All of the above was not apparent even ten years ago, when few would have thought it credible that a famished nation could make such seven-league strides. So how did they did they do it? Please indulge by considering the military parades we see in Moscow and Beijing, noting how those in Pyongyang are cut from very much the same cloth. Think, too, of similar events in Teheran. I guarantee some understanding will dawn on you. In all cases the external policies of the respective states are profoundly anti-Western, while their internal policies make aggression a byword for loyalty and paranoia a virtue.

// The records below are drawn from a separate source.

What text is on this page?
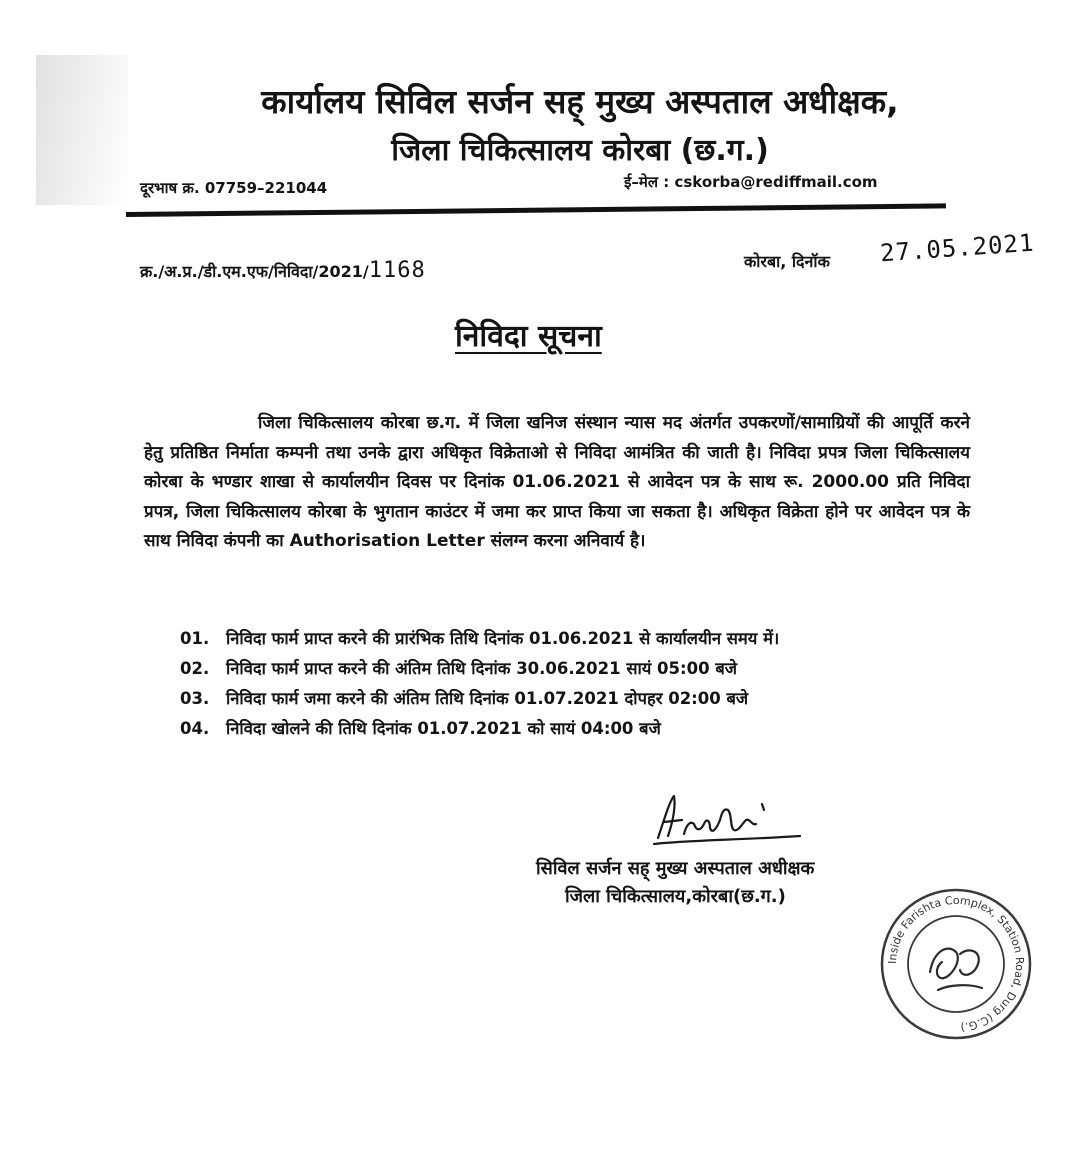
कार्यालय सिविल सर्जन सह् मुख्य अस्पताल अधीक्षक,
जिला चिकित्सालय कोरबा (छ.ग.)
दूरभाष क्र. 07759–221044	ई–मेल : cskorba@rediffmail.com
क्र./अ.प्र./डी.एम.एफ/निविदा/2021/1168	कोरबा, दिनॉक 27.05.2021
निविदा सूचना

जिला चिकित्सालय कोरबा छ.ग. में जिला खनिज संस्थान न्यास मद अंतर्गत उपकरणों/सामाग्रियों की आपूर्ति करने हेतु प्रतिष्ठित निर्माता कम्पनी तथा उनके द्वारा अधिकृत विक्रेताओ से निविदा आमंत्रित की जाती है। निविदा प्रपत्र जिला चिकित्सालय कोरबा के भण्डार शाखा से कार्यालयीन दिवस पर दिनांक 01.06.2021 से आवेदन पत्र के साथ रू. 2000.00 प्रति निविदा प्रपत्र, जिला चिकित्सालय कोरबा के भुगतान काउंटर में जमा कर प्राप्त किया जा सकता है। अधिकृत विक्रेता होने पर आवेदन पत्र के साथ निविदा कंपनी का Authorisation Letter संलग्न करना अनिवार्य है।

01. निविदा फार्म प्राप्त करने की प्रारंभिक तिथि दिनांक 01.06.2021 से कार्यालयीन समय में।
02. निविदा फार्म प्राप्त करने की अंतिम तिथि दिनांक 30.06.2021 सायं 05:00 बजे
03. निविदा फार्म जमा करने की अंतिम तिथि दिनांक 01.07.2021 दोपहर 02:00 बजे
04. निविदा खोलने की तिथि दिनांक 01.07.2021 को सायं 04:00 बजे
सिविल सर्जन सह् मुख्य अस्पताल अधीक्षक
जिला चिकित्सालय,कोरबा(छ.ग.)
Inside Farishta Complex, Station Road, Durg (C.G.)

North Korea makes an ideal proxy for goading the US, even to the point of war. Should the shooting actually begin, Kim and his regime, being relatively unimportant in the grand scheme of things, could be sacrificed. In the meantime, watching the West’s wan response to year upon year of provocations has served as a guide for calibrating the state of its resolve. Kim Jung-Un would not have been bold enough to pull Uncle Sam’s whiskers by himself, nor of his own volition. As I mentioned, he is most definitely not an idiot. For him to do so, and do it so aggressively, he must have been supported. That would be totally consistent with the Stalinist worldview, to which Mr. Putin wholeheartedly subscribes.  His sponsors’ idea is very simple: let others fight until they are exhausted. When the time is right, we will dictate the terms.
I am coming back to the beginning of this piece, which I started with the quotation relating to the Book of Ecclesiastes.
Question One:  Why should Donald Trump refrain from hitting North Korea and its regime?
Answer: There are so many should nots that I am a bit spoiled for choice.
Start with the prospect of multiple mushroom clouds, nuclear devastation and related carnage that begins with radioactive illnesses and extends to ecological damage, refugees, famine, pestilence and epidemics, economic ruin and social unrest. These calamities are not containable and will spread well beyond the immediate war zone.
The prospects and consequences of a Korean war are awful.
Question Two:  Why Donald Trump should hit the North Korean regime?
Answer: All of the above notwithstanding, war would be the lesser evil. If North Korea throws down the gauntlet and it is not taken up, the bigger players will be emboldened to test American resolve (and may G-d may have mercy on all of us if Vladimir Putin decides to explore that track).
The Kim dynasty has survived as long as it has in large part because myopic, gutless and naïve Western politicians found it easier, time after time, to kick the can down the road, buying “peace” with appeasement and largesse. Remember a certain Mr Chamberlain waving that piece of paper on the steps of an aeroplane just returned from Berlin?  As he soon learned, making nice with tyrants doesn’t work, not for long anyway. In bowing repeatedly before the Kim dynasty’s demands, we have abetted the misery and terror inflicted daily on 28 million North Koreans. We are guilty of the crime, as the quotation atop this short essay explains, of undeserved compassion. We have  been kind to the cruel. We are responsible.
Question Three: Does Australia have an obligation to assist the US in the case of war with North Korea?
Answer:  Absolutely!  There are moral absolutes. They include honesty, doing unto others etc., keeping one’s word, loyalty, assisting friends in times of need.
What more can I say?
Well, just one thing: just as North Korea has been an aggressive proxy for much larger mischief makers, so might Australia serve as a sacrificial target in the stead of bigger ones more likely to prompt retaliation in kind. Nuke Brisbane and the immediate and unavoidable surmise will be that, say, San Francisco might be next if an antagonist’s conditions aren’t met, demanded concessions aren’t given.
Think about that as the range of Pyonyang’s missiles grows ever greater.